Lee Young Chan, Park Gi Cheol, Lee Jung-Woo, Eun Young Gyu, Kim Seung Woo
Department of Otolaryngology-Head and Neck Surgery, School of Medicine, Kyung Hee University, Seoul, Korea.
Department of Otolaryngology, Samsung Changwon Hospital, Sungkyunkwan University School of Medicine, Changwon, Korea.
Head Neck. 2016 Apr;38 Suppl 1:E941-4. doi: 10.1002/hed.24130. Epub 2015 Jul 18.
The purpose of this study was to identify the prevalence of sialoceles and the risk factors associated with their formation after parotidectomy.
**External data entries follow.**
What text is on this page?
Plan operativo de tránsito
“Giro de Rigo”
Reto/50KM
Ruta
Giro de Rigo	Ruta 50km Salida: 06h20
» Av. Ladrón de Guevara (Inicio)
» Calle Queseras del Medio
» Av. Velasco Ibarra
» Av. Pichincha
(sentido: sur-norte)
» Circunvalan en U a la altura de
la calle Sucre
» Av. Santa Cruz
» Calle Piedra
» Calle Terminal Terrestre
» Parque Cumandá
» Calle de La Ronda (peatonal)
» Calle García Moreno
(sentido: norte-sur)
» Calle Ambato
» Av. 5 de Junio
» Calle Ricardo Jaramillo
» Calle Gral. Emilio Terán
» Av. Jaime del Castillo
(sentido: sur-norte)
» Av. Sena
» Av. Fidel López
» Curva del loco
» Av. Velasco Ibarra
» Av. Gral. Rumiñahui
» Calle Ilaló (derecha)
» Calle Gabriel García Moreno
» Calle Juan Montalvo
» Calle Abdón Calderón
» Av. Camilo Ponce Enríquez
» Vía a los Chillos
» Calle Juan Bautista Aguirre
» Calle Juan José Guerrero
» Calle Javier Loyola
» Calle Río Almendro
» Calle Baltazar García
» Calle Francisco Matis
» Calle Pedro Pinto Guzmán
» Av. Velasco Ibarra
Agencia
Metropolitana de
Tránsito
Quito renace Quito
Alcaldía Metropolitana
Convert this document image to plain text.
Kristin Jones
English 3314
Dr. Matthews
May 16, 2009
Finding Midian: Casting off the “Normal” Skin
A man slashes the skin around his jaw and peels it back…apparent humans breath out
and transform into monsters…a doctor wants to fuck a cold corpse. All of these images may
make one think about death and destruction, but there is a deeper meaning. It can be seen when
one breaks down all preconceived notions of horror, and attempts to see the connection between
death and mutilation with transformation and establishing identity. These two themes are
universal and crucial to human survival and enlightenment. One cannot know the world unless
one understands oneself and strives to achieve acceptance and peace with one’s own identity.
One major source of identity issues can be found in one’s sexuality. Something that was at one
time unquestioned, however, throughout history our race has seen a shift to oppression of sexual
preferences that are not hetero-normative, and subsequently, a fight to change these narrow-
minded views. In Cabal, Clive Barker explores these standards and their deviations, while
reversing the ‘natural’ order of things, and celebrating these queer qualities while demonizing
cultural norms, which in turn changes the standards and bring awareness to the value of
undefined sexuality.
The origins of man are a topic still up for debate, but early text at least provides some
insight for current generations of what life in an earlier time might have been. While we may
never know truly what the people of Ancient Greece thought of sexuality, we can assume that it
We performed a retrospective analysis of the data from consecutive patients who underwent partial superficial parotidectomy of parotid tumors. Demographic data, preoperative imaging results, operative variables, including tumor type, incision type, tumor size, and method of parenchymal disruption were assessed.
Twenty-three of 357 patients (6.4%) undergoing partial superficial parotidectomy developed sialoceles during the postoperative period. Sialoceles occurred more often in patients who had tumors in the anterior portion of the parotid gland. Multivariate analysis showed that an anterior tumor location was a significant risk factor for sialocele formation.
The incidence of sialocele development was 6.4% in patients undergoing partial superficial parotidectomy. An anterior tumor location may increase the risk of sialocele formation. © 2015 Wiley Periodicals, Inc. Head Neck 38: E941-E944, 2016.
本研究旨在确定腮腺切除术后涎瘘的发生率及其形成的相关危险因素。
我们对连续接受腮腺肿瘤部分浅叶切除术患者的数据进行了回顾性分析。评估了人口统计学数据、术前影像学结果、手术变量,包括肿瘤类型、切口类型、肿瘤大小和实质破坏方法。
357例行部分浅叶腮腺切除术的患者中,23例(6.4%)术后发生涎瘘。涎瘘在腮腺前部有肿瘤的患者中更常见。多因素分析显示,肿瘤位于前部是涎瘘形成的一个重要危险因素。
部分浅叶腮腺切除术患者涎瘘的发生率为6.4%。肿瘤位于前部可能增加涎瘘形成的风险。©2015威利期刊公司。头颈外科38:E941-E944,2016。